Element partitioning in fluid/melt systems has been addressed in a large number of studies. Most of these have employed bulk analytical techniques to determine of the compositions of the coexisting phases. In such studies the challenge of demonstrating good yields and excluding or correcting for quenching effects can be great. A complementary approach is to trap the fluid phase within the quenched glass as fluid inclusions and directly microanalyse the contents. We are concentrating on the area of fluid-melt partitioning during the degassing of silicic magmas. Using methods for the synthesis and physical characterisation of fluid inclusions in glass developed recently, synthetic aqueous halide-bearing fluid inclusions in a haplogranitic glass matrix (HPG8) are produced by rapidly quenching a fluid-saturated melt. These samples are then micro-analyzed by laser ablation ICP-MS. LA-ICP-MS serves as an effective and simple tool for the analysis of single fluid inclusions, and much work has been done on fluid inclusions in natural quartz samples using this technique.
Initial experiments have been performed with "doped" HPG8 (doped with 20 elements ranging in atomic number from Li to W, each at ca. 700 ppm) and NaCl-solutions (up to 10 wt% NaCl) or with undoped HPG8 together with doped NaCl-solutions (up to 4 mol% NaCl, up to 5 elements, each at 1000 ppm). The syntheses have been performed in hydrothermal cold-seal vessels at 2 kbars and 850°C. Quenched samples are polished to a thickness of up to 250 µm, such that the fluid inclusions are clearly visible in transmitted light microscopy.
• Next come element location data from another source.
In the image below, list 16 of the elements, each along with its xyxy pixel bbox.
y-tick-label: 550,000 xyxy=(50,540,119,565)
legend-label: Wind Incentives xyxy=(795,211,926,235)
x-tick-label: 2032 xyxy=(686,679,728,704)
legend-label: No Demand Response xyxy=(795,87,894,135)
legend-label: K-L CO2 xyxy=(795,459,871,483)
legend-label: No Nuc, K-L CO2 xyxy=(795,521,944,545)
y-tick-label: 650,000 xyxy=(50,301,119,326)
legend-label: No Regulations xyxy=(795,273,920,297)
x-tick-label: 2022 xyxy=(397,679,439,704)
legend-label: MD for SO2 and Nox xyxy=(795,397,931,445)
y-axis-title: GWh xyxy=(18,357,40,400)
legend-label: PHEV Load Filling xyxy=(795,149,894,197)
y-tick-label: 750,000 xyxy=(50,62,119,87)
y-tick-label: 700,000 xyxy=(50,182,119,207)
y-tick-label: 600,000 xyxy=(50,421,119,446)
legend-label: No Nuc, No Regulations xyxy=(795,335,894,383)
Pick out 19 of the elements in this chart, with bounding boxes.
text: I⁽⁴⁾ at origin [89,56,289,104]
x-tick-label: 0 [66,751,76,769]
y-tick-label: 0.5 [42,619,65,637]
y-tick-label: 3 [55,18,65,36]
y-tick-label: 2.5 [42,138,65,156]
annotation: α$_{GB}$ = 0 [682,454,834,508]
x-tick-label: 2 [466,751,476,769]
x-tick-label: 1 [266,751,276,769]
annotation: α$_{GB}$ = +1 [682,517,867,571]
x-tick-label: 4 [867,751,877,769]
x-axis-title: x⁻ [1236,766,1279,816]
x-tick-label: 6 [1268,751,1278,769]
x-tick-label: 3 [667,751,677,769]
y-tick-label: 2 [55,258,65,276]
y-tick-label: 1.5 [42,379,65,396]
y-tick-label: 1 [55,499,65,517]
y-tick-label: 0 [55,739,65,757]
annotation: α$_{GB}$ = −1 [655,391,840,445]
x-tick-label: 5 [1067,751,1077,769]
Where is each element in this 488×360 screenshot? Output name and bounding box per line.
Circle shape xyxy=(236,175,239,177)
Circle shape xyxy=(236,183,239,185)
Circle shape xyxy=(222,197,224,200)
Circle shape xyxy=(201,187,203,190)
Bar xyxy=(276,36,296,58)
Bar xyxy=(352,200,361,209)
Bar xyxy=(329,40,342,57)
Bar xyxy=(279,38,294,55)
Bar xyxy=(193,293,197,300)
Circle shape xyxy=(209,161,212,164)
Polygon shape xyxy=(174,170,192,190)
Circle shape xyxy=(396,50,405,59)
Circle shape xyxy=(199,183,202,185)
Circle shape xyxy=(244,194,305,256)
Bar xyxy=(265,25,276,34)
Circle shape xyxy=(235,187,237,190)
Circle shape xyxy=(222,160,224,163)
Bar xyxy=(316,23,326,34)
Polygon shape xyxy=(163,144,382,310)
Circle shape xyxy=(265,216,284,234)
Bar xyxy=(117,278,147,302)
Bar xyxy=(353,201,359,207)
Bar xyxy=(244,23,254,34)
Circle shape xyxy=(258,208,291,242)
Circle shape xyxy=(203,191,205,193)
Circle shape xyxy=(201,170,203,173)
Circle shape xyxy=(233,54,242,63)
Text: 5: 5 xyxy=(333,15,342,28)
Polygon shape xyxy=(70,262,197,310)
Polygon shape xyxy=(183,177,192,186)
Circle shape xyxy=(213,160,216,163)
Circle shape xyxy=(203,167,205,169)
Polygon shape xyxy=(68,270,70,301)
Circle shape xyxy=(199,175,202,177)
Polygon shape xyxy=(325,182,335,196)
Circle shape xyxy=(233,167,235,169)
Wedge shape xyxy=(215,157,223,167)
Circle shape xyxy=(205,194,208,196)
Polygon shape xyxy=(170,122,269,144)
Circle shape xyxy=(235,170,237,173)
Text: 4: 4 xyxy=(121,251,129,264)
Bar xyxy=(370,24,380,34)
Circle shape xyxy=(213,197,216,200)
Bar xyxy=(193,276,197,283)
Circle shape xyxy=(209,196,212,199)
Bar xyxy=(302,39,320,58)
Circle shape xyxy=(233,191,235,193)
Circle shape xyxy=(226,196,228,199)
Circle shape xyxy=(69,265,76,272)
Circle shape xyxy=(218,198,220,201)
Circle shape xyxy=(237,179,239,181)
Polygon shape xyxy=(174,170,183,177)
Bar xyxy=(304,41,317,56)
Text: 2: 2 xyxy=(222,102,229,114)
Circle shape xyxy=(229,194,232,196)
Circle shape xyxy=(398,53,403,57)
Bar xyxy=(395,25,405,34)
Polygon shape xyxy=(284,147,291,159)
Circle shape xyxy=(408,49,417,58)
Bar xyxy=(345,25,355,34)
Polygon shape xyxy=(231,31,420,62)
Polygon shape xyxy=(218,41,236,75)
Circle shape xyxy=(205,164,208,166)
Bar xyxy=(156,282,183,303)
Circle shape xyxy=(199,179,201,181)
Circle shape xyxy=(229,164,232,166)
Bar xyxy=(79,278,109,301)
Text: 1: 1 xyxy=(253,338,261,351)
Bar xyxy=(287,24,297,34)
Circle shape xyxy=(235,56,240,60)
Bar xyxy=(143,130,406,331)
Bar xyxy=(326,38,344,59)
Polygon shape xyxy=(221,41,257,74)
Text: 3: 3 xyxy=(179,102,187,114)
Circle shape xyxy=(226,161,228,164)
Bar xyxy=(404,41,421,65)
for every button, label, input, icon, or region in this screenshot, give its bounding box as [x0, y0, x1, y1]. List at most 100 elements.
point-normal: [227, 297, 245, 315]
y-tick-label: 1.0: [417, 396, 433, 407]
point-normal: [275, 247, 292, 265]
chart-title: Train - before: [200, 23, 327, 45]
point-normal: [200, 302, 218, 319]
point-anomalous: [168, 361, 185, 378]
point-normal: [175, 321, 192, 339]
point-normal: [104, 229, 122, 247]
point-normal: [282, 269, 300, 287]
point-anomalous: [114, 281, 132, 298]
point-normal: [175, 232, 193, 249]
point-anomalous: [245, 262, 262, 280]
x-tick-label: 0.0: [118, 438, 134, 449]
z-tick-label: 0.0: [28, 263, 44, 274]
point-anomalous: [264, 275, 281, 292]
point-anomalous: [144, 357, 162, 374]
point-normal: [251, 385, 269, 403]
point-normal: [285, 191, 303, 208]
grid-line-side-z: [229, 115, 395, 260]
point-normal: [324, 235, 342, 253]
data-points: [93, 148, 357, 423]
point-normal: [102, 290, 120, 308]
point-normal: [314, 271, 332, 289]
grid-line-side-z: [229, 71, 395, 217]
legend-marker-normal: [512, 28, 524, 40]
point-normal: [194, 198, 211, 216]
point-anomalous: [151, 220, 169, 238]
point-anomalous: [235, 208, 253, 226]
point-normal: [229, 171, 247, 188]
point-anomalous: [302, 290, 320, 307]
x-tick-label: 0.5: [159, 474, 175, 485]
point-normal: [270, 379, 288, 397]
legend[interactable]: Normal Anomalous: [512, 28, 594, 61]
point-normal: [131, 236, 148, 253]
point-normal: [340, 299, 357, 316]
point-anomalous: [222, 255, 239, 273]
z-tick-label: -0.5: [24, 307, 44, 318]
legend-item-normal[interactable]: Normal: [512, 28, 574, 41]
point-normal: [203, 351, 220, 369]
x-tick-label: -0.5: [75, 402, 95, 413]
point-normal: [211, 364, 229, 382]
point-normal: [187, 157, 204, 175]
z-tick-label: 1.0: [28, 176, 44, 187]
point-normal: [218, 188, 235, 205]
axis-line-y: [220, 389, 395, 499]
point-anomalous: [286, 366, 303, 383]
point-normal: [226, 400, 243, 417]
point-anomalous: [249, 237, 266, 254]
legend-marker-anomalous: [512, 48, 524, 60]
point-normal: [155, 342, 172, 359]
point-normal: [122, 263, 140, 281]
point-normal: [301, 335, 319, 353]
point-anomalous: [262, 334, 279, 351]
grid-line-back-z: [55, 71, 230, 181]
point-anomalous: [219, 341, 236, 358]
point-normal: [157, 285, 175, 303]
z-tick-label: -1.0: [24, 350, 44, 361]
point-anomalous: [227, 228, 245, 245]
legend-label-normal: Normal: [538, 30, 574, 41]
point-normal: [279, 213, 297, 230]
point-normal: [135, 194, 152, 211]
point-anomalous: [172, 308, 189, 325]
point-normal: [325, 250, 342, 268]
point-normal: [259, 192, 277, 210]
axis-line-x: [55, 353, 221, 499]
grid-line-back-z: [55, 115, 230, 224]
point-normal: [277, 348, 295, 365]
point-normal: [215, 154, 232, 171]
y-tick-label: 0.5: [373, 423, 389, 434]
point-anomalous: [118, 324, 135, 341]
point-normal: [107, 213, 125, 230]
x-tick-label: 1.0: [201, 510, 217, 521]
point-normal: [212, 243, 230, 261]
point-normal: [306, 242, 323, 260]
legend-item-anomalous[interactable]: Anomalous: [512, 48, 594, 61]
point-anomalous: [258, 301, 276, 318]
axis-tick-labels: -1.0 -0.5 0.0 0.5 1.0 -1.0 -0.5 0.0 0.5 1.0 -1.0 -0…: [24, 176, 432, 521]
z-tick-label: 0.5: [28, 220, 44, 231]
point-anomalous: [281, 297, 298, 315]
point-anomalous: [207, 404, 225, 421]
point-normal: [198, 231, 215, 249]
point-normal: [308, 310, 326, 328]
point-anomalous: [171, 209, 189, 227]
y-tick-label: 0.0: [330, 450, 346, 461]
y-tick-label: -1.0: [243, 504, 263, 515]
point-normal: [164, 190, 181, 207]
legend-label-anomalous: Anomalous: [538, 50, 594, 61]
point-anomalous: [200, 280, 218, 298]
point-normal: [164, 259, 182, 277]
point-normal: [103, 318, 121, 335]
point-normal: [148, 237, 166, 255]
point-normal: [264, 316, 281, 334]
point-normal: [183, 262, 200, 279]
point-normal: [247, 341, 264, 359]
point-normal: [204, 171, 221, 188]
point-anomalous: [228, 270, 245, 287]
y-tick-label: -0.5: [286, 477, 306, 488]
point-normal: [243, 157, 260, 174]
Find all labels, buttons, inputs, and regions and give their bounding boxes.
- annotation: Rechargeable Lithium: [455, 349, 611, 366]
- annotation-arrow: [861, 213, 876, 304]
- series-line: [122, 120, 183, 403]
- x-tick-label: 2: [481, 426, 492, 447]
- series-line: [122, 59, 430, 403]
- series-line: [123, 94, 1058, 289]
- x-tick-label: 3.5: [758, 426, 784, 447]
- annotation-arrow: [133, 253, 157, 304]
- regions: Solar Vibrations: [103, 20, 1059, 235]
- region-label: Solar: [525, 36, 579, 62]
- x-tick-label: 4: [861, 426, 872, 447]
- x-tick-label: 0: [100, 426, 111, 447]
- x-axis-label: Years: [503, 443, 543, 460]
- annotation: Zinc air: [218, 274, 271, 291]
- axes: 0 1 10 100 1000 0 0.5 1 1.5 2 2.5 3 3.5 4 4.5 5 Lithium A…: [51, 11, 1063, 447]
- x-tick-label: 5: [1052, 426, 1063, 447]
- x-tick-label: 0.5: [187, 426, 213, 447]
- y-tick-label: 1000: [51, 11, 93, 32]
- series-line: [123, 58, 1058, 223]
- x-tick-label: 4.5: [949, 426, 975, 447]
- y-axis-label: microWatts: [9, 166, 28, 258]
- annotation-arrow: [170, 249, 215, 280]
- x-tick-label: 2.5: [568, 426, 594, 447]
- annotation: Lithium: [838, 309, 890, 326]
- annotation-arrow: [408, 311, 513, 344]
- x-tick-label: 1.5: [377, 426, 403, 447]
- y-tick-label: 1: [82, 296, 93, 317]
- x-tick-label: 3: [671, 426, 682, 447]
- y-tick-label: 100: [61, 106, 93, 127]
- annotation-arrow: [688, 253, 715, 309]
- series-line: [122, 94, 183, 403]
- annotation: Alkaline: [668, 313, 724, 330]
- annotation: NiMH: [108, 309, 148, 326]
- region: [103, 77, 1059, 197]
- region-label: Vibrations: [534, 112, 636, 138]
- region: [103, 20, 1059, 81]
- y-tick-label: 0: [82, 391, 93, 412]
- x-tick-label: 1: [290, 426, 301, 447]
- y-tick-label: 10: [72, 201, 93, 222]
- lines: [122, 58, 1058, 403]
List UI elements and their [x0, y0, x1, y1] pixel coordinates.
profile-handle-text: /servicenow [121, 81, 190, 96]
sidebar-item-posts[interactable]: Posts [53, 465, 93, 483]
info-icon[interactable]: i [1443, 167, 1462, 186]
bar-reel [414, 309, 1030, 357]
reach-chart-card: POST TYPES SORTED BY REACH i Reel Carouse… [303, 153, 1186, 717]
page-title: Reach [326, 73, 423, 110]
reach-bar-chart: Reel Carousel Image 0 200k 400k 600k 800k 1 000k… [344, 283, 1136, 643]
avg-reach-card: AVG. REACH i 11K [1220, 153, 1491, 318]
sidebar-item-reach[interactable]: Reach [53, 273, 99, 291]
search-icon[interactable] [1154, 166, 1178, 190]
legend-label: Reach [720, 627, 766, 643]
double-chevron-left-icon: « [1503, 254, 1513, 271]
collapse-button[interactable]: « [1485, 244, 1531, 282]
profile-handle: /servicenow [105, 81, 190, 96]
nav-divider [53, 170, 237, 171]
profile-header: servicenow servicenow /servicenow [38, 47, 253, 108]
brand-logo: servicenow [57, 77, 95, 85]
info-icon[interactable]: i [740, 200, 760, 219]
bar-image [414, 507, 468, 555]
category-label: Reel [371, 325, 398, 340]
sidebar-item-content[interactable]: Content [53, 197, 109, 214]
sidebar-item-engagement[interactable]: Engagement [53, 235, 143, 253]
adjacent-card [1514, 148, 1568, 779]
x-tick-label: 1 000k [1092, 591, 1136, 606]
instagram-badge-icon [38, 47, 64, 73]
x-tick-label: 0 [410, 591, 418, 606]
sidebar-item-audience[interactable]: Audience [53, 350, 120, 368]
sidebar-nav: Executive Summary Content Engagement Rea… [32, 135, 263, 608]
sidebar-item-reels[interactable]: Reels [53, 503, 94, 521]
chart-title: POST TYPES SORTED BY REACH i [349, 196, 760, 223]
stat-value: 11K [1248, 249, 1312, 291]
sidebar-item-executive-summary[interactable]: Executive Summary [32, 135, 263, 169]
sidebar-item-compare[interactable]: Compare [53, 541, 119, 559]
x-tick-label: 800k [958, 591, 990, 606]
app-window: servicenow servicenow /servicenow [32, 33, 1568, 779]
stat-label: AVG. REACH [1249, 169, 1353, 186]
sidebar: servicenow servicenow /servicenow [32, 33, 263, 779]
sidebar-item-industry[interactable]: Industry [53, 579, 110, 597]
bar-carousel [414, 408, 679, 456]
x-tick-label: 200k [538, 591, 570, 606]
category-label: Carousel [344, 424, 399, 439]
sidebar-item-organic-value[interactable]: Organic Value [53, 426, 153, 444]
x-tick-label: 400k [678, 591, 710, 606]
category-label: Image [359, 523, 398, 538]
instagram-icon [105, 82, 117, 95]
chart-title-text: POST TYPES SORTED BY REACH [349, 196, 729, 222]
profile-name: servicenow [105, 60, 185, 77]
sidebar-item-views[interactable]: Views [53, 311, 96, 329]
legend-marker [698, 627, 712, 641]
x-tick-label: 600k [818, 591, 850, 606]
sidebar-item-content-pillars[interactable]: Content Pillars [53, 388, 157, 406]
The first investigations using LA-ICP-MS have been performed with a PQ2+"S" (Fisons Instruments) coupled with a quadroupled Nd:YAG laser at Memorial University, St. John's and with the ELAN 6000 (Perkin Elmer) in combination with an excimer laser at the ETH, Zürich. A series of analyses was performed to evaluate the effects of varying inclusion size (20-150 µm in diameter) and depth as well as analytical parameters (laser energy, repetition rate, diameter of the laser) in order to optimize the analytical protocol. For internal standardization we have chosen Cl because the bulk salinity can be determined independently by heating/cooling stage fluid inclusion microthermometry. For glass matrix calibration we use NBS-standards (612 and 610) and for the fluid inclusions, element aqueous standard solutions of 50 ppm. Preliminary investigations yield time-resolved mass spectra allowing a clear separation between the matrix and the fluid inclusion signals. We are presently refining the internal standardization and the calibration procedures.